X-BeenThere: ovs-dev@openvswitch.org
X-Mailman-Version: 2.1.15
Precedence: list
List-Id: <ovs-dev.openvswitch.org>
List-Unsubscribe: <https://mail.openvswitch.org/mailman/options/ovs-dev>,
 <mailto:ovs-dev-request@openvswitch.org?subject=unsubscribe>
List-Archive: <http://mail.openvswitch.org/pipermail/ovs-dev/>
List-Post: <mailto:ovs-dev@openvswitch.org>
List-Help: <mailto:ovs-dev-request@openvswitch.org?subject=help>
List-Subscribe: <https://mail.openvswitch.org/mailman/listinfo/ovs-dev>,
 <mailto:ovs-dev-request@openvswitch.org?subject=subscribe>
Errors-To: ovs-dev-bounces@openvswitch.org
Sender: "dev" <ovs-dev-bounces@openvswitch.org>

Consider the following chain of events:

 1. Have a cluster with 2 members - A and B.  A is a leader.
 2. C connects to A, sends a request to join the cluster.
 3. A catches up C, creates an update for the 'servers' list and sends
    it to B and C to apply.  This entry is not committed yet.
 4. Before B or C can reply, A looses leadership for some reason.
 5. A sends a joining failure message to C, C remains in joining state.
 5. Both B and C have the new version of 'servers', so they recognize
    each other as valid cluster members.
 6. B initiates a vote, C (or A) replies and B becomes a new leader.
 7. B has a new list of servers.  B commits it.  C becomes a committed
    cluster member.
 8. A and C receive heartbeats with a new commit index and C is now
    a committed cluster member for all A, B and C.
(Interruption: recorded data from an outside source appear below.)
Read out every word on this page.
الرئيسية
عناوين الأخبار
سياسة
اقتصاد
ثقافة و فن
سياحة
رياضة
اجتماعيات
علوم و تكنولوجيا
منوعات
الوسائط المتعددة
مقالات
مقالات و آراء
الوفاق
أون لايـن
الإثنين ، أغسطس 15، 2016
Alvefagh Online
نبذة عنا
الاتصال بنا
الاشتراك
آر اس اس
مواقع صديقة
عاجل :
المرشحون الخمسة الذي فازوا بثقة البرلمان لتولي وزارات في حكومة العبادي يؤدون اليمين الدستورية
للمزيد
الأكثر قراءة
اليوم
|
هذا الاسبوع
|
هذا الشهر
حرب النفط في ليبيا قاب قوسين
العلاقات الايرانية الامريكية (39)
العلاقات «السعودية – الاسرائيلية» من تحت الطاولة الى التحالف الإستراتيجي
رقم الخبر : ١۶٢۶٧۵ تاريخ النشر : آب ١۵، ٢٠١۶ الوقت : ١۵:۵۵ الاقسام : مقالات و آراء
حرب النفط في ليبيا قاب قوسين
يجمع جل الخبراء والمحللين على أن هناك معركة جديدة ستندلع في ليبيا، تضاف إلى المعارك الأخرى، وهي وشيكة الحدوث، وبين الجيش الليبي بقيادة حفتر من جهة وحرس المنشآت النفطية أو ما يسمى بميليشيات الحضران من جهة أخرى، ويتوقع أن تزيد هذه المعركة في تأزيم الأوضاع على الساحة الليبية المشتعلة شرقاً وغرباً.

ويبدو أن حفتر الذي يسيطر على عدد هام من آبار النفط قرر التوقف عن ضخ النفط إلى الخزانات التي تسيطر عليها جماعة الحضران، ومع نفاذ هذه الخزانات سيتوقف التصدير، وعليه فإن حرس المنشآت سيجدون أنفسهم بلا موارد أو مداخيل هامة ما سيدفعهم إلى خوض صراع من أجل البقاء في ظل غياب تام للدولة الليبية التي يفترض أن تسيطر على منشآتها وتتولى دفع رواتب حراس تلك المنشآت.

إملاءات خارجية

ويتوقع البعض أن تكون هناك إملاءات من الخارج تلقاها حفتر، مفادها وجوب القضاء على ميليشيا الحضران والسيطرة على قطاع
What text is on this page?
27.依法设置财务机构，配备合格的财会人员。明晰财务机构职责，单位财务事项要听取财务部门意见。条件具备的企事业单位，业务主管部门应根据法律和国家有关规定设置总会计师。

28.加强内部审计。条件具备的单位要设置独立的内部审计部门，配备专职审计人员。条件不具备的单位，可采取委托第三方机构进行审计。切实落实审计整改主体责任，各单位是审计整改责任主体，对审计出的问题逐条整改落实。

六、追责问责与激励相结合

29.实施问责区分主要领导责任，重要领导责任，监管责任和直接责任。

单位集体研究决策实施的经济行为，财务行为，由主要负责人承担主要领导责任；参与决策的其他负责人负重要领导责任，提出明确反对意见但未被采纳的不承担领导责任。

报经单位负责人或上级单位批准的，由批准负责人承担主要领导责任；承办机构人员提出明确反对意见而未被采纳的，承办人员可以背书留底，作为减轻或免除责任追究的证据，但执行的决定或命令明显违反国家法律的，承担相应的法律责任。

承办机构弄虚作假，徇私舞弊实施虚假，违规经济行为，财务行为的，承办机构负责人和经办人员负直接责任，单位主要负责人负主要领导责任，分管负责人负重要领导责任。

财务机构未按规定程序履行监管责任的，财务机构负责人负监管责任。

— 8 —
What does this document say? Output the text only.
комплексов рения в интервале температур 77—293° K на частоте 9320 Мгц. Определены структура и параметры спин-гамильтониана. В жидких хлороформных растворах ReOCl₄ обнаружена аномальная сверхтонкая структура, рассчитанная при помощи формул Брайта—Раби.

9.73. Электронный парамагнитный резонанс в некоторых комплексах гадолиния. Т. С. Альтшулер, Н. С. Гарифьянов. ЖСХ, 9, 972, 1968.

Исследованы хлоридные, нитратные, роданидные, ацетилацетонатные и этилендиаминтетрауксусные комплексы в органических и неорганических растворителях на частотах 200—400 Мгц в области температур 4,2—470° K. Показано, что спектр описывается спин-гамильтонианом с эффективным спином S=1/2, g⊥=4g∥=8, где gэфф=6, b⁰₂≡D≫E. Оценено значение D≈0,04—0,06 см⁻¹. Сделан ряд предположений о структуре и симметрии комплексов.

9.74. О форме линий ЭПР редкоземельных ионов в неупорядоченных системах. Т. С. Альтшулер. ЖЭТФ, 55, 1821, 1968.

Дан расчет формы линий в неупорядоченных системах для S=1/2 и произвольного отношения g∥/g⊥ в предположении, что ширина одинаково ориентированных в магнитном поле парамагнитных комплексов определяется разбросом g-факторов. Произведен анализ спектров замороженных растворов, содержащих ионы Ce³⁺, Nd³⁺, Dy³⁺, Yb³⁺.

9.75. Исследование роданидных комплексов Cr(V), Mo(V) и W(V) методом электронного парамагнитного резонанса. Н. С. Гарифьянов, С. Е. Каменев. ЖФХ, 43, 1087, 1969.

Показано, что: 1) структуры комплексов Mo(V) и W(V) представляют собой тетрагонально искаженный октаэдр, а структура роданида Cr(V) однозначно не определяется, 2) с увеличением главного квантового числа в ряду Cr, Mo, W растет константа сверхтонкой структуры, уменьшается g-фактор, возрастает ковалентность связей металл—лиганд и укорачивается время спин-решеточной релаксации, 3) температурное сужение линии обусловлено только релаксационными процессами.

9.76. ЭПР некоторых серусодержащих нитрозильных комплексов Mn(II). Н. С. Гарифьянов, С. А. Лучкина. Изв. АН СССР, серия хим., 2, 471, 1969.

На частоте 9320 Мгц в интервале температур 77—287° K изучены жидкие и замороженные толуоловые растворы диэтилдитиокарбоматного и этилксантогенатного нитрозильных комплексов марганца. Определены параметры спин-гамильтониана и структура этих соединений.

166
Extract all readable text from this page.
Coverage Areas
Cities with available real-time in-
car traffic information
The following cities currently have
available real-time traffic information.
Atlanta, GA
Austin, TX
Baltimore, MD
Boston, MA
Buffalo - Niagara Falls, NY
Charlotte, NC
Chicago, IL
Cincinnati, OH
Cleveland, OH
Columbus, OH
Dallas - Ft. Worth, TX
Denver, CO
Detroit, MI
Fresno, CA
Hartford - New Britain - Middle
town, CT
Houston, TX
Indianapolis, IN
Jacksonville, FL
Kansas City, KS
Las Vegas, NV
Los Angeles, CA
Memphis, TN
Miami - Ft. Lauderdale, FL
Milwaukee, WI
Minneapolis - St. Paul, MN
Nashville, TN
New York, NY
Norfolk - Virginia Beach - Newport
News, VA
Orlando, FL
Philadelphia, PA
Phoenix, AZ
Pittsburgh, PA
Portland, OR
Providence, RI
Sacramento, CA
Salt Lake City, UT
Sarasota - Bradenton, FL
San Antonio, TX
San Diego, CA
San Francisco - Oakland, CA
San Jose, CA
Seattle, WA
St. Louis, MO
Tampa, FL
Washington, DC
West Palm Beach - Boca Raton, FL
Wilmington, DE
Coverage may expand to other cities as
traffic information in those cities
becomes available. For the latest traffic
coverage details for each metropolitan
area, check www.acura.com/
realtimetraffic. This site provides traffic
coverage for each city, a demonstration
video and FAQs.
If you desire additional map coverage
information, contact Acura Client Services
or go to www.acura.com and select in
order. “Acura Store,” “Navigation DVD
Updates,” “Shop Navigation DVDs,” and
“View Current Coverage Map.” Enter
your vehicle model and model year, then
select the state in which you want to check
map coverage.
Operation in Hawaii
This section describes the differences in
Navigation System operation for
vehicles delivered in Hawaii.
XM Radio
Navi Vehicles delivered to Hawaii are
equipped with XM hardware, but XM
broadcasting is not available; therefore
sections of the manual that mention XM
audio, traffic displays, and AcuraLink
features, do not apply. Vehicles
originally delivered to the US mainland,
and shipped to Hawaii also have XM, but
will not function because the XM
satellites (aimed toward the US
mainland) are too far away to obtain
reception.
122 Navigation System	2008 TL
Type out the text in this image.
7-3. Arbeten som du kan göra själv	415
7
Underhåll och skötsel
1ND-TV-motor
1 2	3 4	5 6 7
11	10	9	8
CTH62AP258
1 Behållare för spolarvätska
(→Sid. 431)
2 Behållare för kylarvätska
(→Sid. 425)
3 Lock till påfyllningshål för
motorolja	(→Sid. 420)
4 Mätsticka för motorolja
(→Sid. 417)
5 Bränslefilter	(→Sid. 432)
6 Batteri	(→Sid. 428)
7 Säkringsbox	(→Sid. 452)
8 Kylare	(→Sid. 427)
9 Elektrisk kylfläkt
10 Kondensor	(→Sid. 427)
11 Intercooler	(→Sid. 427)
However, at the end of this process, C is still in joining state
as it never received a successful reply for a join request, and C is
still in a COMMITTING phase for A.  So, C skips some parts of the RAFT
life cycle and A will refuse to transfer leadership to C if something
happens in the future.

More interestingly, B can actually transfer leadership to C and vote
for it.  A will vote for it just fine as well.  After that, C becomes
a new cluster leader while still in joining state.  In this state C
will not commit any changes.  So, we have seemingly stable cluster
that doesn't commit any changes!  E.g.:

  s3
  Address: unix:s3.raft
  Status: joining cluster
  Remotes for joining: unix:s3.raft unix:s2.raft unix:s1.raft
  Role: leader
  Term: 4
  Leader: self
  Vote: self

  Last Election started 30095 ms ago, reason: leadership_transfer
  Last Election won: 30093 ms ago
  Election timer: 1000
  Log: [2, 7]
  Entries not yet committed: 2
  Entries not yet applied: 6
  Connections: ->s1 ->s2 <-s1 <-s2
  Disconnections: 0
  Servers:
    s3 (60cf at unix:s3.raft) (self) next_index=7 match_index=6
    s2 (46aa at unix:s2.raft) next_index=7 match_index=6 last msg 58 ms ago
    s1 (28f7 at unix:s1.raft) next_index=7 match_index=6 last msg 59 ms ago

Fix the first scenario by examining server changes in committed log
entries.  This way server A can transition C to a STABLE phase and
server C can find itself in the committed list of servers and move out
from a joining state.  This is similar to completing commands without
receiving an explicit reply or after the role change from leader to
follower.

The second scenario with a leader in a joining state can be fixed
when the joining server becomes leader.  New leader's log is getting
committed automatically and all servers transition into STABLE phase
for it, but it should also move on from a joining state, since it
leads the cluster now.
It is also possible that B transfers leadership to C before the list
of servers is marked as committed on other servers.  In this case
C will commit it's own addition to the cluster configuration.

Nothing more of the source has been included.